It's been an unusually cold summer in Wellington, but that hasn't stopped Hutt Valley High School sprinter Nick Smith from pursuing hot times on the track.
The National Secondary Schools 100m and 200m senior champion has his sights set on a scholarship in the USA, but he needs to keep his pedal on the metal.
"The weather has been pretty frustrating. It has prevented me from running as quickly as I would like, but I have been competing against open aged athletes, which has pushed me because you always have somebody to chase," Smith says.
Smith has managed podium finishes at the Cook, Capital and Porritt Classics which are open events. Since December he has reduced his personal best times over both distances. His PB in the 100m is 10.71s while in the 200m his quickest time is 21.80s. The time Smith is desperate to beat is the National Under-18 100m record of 10.55s shared by Kodi Harman and Joshua Billington.
"In April I am going to California to compete at the Arcadia Invitational where there will be many scouts.

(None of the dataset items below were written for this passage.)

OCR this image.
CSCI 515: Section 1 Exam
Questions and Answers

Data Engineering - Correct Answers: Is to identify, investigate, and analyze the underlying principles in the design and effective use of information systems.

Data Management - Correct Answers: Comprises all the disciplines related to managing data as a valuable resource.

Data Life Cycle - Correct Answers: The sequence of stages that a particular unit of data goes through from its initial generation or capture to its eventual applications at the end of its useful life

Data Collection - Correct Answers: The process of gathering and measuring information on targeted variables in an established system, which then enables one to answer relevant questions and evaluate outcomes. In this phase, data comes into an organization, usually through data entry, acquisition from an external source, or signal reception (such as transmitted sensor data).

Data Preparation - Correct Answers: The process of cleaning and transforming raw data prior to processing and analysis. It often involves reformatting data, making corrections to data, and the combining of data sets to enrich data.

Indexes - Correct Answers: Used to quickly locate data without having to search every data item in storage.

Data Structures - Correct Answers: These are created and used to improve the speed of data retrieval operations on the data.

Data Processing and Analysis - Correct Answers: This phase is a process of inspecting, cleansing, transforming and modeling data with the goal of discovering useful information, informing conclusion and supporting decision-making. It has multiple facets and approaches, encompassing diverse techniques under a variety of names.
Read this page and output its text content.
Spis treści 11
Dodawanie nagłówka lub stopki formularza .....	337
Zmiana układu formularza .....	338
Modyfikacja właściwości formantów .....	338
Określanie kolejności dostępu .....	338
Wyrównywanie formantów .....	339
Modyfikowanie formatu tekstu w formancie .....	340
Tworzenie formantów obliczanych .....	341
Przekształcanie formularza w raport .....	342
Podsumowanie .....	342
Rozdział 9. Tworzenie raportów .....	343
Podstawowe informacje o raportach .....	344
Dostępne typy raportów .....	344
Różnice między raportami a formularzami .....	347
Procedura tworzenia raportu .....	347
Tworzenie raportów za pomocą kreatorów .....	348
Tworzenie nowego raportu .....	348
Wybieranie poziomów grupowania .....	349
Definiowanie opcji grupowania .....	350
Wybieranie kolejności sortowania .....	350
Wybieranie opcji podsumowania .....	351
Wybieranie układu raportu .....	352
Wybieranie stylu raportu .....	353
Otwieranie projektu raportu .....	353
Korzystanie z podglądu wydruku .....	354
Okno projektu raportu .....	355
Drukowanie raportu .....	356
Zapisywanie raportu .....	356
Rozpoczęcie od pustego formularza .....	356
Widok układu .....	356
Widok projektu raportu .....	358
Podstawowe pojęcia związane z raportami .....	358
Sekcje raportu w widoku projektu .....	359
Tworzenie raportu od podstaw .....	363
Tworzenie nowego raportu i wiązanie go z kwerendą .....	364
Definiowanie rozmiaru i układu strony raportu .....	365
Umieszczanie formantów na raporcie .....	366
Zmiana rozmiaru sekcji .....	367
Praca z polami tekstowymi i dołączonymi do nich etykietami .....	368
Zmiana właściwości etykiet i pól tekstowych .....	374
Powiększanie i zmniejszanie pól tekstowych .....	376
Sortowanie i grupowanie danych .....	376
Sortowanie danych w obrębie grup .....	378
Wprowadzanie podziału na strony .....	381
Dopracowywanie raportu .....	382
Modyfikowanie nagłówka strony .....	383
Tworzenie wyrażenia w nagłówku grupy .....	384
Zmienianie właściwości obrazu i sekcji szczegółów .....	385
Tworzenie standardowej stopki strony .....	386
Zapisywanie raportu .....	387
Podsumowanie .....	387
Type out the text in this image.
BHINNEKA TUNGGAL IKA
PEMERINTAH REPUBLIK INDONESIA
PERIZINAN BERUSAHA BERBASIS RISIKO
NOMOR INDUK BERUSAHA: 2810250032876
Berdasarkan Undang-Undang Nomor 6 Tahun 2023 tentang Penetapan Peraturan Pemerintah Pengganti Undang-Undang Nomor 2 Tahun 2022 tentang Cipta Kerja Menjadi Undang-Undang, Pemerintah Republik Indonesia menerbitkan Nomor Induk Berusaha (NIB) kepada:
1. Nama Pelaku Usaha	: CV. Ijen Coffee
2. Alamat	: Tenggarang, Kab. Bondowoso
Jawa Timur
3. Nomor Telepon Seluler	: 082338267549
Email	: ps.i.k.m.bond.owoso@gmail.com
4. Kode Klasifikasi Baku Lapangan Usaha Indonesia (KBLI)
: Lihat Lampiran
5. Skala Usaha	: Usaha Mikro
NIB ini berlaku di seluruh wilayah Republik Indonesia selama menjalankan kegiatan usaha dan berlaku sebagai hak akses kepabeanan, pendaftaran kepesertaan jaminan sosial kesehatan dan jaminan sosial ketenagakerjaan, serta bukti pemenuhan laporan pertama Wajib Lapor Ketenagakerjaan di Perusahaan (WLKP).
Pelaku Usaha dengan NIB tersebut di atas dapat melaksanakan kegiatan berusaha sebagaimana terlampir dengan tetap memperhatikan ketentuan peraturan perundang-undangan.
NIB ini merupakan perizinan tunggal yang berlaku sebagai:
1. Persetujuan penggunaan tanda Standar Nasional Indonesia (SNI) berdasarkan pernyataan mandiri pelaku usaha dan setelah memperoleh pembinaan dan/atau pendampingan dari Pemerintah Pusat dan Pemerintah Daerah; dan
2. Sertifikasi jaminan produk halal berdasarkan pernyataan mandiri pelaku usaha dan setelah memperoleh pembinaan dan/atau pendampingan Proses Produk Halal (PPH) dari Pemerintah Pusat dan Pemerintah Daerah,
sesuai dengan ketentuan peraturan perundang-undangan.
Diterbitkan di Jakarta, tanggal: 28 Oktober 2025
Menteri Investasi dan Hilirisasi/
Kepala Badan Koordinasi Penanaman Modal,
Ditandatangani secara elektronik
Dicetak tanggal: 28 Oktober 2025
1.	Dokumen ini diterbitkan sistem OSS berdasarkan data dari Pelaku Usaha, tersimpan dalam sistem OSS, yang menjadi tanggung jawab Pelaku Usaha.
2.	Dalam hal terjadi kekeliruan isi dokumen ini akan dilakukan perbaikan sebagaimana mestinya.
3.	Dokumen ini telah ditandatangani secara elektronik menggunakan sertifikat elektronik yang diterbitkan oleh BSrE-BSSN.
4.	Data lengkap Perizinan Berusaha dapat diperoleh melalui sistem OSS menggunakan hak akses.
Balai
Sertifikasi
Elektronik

If I can run a time below 10.6s I will be competitive and increase my chances of being recognised," Smith explains.
The Arcadia Invitational has produced 152 US Olympians and the 100m record at the age group meet is a lighting 10.17s held by American Noah Lyles.
Prior to that Smith will compete in a series of interclub and zone meeting in both age group and open categories. The first indication of how competitive he could be in the US will happen in late March when he appears at the Australian Championships where recent sensation Jack Hale is likely to make an appearance.
"It's the first time high school athletes have competed in the Australian Open's. It will be tough, but if I can make a final and keep reducing my times I will be happy. It's going to be a massive year," Smith enthuses.
P.S. Don Jowett, also an old boy of Hutt Valley High School, was admitted to the New Zealand Sports Hall of Fame during the annual Halberg Awards evening last Thursday. Jowett is unique in the annals of New Zealand athletics in that he is the only New Zealand sprinter to win a gold medal at a major international meeting. At the 1954 Vancouver British Empire and Commonwealth Games he won gold in the 220 yards and silver in the 440 yards. At the 1950 Auckland Empire Games he won bronze in the 220 yards. He won three New Zealand 220 yards titles and four 440 yards titles. He set a New Zealand 100 yards record in 1949. He was an IAAF track referee and Otago representative rugby player. It seems spiriting runs deep at Hutt Valley High School.